What are liveness, readiness, and startup probes, and how do they differ?
Quick Answer
A **liveness** probe checks whether a container is still working correctly; if it fails, the kubelet kills and restarts the container. A **readiness** probe checks whether a container is currently able to serve traffic; if it fails, the Pod is removed from Service endpoints (traffic stops being routed to it) but the container is *not* restarted. A **startup** probe protects slow-starting containers by disabling liveness/readiness checks until it succeeds, preventing a liveness probe from prematurely killing a container that's still legitimately warming up.
Detailed Answer
Why three different probes exist
"Is this container healthy" turns out to have several distinct meanings, and conflating them causes real production problems — a container that's alive but not yet ready to serve traffic (still loading a large cache) shouldn't be killed, and a slow-starting container shouldn't be judged against the same timing as a fully-warmed-up one.
Liveness probe — is this container still working?
livenessProbe:
httpGet:
path: /healthz
port: 8080
initialDelaySeconds: 15
periodSeconds: 10
failureThreshold: 3
If this probe fails failureThreshold times in a row, the kubelet kills the container and restarts it (subject to the Pod's restartPolicy). This is meant to catch situations where a process is technically still running but has gotten into a genuinely broken state it can't recover from on its own (deadlocked, stuck in an infinite loop) — a restart is the appropriate remedy. A liveness probe should only fail for problems a restart would actually fix — a liveness probe that checks a downstream dependency (like a database connection) is a common and dangerous misconfiguration, since it causes the container to be endlessly restarted for a problem restarting it can't solve at all (the database being down), rather than just marking it not-ready.

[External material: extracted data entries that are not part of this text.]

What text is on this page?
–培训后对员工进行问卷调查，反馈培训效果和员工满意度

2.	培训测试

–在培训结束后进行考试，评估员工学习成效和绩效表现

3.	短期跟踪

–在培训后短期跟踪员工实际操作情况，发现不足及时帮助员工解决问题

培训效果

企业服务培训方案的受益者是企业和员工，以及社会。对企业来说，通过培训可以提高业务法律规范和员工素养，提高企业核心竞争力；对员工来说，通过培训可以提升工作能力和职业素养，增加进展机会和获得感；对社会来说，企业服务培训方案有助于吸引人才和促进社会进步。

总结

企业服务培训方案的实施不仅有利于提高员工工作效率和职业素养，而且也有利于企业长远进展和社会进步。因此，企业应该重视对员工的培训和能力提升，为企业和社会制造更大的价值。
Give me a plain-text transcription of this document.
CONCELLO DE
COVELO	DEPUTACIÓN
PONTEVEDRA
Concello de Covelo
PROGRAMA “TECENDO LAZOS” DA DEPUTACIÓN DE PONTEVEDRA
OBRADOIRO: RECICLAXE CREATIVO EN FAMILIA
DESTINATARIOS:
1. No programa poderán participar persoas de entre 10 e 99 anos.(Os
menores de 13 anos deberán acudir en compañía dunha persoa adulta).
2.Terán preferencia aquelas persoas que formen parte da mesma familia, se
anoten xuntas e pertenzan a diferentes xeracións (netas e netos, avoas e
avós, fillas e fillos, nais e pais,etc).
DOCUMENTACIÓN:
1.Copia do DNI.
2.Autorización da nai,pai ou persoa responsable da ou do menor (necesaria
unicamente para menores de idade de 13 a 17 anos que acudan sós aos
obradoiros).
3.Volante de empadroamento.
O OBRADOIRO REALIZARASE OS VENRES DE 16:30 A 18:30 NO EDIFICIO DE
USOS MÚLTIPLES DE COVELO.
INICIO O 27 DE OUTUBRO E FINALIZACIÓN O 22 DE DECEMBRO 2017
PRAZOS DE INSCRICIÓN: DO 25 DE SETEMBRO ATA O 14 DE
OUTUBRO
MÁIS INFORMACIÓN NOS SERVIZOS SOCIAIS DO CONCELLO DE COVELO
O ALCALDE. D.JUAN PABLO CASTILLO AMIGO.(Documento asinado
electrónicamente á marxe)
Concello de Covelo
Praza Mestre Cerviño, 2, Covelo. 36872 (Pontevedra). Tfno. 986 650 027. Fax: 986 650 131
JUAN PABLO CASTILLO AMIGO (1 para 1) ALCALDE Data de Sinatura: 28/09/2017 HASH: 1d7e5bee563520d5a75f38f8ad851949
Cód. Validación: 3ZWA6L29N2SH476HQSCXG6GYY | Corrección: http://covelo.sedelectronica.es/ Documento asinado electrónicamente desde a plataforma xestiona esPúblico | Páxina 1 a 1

Readiness probe — is this container currently able to serve traffic?
readinessProbe:
httpGet:
path: /ready
port: 8080
periodSeconds: 5
If this probe fails, the Pod is removed from the Service's endpoints (see the networking topic) — traffic stops being routed to it — but the container is left running, not restarted. This is the correct mechanism for temporary, self-resolving unavailability: warming up a cache on startup, briefly reconnecting to a dependency, or gracefully draining in-flight requests before shutdown. This is also exactly the mechanism that makes rolling updates safe (see the workload controllers topic) — a new Pod only starts receiving traffic once its readiness probe passes.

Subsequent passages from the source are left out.